Anyway I'm probably being dramatic. Our son is so well tempered and looked after please don't think he isn't. We rarely go out it's just been just at Christmas maybe I should let it go.

OP posts:
AnimalCrossingHere · 30/12/2022 14:31

I think you've received some good and some poor advice here OP.

I wouldn't be ok with my partner threatening physical violence.

When, where and how you put your baby to bed is up to you. All that stuff is unrelated to the problem that he came home drunk and threatened to hurt you. You don't have to tolerate threatening behaviour.

I would call a DV charity and ask for advice. There are women on here with experience who will be in a better position to advise if there is anything you can do that may make your partner see the severity of this situation.
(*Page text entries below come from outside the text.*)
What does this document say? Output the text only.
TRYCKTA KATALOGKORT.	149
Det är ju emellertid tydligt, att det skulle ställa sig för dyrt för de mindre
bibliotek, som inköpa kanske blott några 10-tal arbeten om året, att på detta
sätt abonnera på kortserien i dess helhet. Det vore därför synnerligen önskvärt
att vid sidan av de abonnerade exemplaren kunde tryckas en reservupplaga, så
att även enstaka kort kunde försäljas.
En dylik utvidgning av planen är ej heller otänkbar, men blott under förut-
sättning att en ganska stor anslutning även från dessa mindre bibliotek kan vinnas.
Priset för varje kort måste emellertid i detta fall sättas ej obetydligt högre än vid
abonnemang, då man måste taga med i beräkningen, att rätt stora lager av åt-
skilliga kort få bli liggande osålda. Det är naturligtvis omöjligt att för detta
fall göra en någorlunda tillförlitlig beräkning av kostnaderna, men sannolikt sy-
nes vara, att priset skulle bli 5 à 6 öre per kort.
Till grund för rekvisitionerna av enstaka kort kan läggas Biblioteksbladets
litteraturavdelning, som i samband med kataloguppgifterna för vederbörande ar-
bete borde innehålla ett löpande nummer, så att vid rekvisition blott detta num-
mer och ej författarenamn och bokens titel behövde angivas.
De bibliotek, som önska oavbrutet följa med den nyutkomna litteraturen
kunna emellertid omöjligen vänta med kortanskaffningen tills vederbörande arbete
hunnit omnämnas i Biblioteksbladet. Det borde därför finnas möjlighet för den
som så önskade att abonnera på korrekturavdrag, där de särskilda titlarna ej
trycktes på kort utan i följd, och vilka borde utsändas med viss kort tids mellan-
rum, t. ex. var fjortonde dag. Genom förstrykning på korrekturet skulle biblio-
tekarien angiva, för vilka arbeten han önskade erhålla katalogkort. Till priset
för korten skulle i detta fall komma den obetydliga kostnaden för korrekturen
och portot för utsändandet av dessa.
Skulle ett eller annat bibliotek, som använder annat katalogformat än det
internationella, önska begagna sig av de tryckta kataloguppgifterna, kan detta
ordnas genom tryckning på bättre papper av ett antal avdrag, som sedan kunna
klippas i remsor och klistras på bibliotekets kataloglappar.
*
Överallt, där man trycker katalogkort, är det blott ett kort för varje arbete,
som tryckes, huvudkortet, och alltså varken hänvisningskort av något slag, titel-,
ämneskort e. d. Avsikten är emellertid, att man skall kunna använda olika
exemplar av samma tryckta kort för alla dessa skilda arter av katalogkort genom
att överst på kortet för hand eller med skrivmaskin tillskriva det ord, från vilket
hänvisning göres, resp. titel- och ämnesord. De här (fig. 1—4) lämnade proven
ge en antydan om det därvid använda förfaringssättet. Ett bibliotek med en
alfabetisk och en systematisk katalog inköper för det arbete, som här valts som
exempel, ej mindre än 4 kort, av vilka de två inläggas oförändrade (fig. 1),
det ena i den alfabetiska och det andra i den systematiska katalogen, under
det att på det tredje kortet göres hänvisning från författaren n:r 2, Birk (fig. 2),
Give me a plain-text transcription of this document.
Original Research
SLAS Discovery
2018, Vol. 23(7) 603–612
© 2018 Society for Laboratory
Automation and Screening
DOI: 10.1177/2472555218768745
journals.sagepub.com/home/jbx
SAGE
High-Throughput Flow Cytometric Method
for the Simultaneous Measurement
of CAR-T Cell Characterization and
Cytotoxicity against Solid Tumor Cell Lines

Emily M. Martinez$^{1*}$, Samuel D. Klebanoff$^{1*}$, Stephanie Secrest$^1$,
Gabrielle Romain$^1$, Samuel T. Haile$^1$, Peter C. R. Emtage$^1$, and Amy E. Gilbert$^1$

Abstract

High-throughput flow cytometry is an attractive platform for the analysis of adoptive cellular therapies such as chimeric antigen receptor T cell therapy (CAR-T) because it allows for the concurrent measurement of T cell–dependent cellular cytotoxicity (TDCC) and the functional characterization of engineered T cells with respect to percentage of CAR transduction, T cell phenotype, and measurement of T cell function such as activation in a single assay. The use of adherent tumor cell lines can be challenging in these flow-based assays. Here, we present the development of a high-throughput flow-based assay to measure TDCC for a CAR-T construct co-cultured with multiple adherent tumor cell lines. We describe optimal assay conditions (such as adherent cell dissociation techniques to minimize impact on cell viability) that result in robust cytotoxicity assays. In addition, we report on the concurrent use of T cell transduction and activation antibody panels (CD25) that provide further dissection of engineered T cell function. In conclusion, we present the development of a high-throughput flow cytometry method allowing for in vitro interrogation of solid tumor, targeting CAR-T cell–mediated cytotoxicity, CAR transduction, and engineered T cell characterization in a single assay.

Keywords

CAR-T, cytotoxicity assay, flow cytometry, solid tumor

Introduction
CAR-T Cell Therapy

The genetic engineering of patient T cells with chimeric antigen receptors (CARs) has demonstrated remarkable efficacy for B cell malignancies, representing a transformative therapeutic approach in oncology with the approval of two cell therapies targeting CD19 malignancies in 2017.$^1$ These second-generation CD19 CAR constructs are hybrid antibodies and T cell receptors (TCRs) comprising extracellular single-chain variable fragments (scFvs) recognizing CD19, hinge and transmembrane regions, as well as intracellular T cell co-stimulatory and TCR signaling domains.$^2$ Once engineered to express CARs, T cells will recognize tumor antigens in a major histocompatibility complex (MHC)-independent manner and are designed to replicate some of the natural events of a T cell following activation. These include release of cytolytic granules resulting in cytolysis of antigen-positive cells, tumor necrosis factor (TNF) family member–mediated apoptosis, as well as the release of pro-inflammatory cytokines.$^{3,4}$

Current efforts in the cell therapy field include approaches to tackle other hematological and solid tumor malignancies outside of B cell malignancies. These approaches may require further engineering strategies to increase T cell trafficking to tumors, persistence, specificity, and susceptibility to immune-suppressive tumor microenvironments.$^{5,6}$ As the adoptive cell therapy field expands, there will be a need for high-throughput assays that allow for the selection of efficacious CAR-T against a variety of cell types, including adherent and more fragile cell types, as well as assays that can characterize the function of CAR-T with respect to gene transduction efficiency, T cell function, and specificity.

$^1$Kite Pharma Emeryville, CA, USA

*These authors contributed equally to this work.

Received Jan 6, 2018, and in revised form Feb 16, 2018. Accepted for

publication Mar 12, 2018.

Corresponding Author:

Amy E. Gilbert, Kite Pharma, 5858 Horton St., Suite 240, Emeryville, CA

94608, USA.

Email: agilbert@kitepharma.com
IsThePopeCatholic · 30/12/2022 14:39

What’s unacceptable is your dh looking after a baby while drunk - it’s also illegal. Also unacceptable, your dh making physical threats. Work on your mental health, op. When you are feeling more in control, decide what you want to do. It may be that you need to leave your dh.

Pantheon · 30/12/2022 14:51

A lot of red flags here, OP. I would chat to Pandas and Women's Aid and also book in to see your GP. I could not imagine my dp ever talking to me like that and we have 2 young dc and are under a lot of pressure/not a lot of sleep.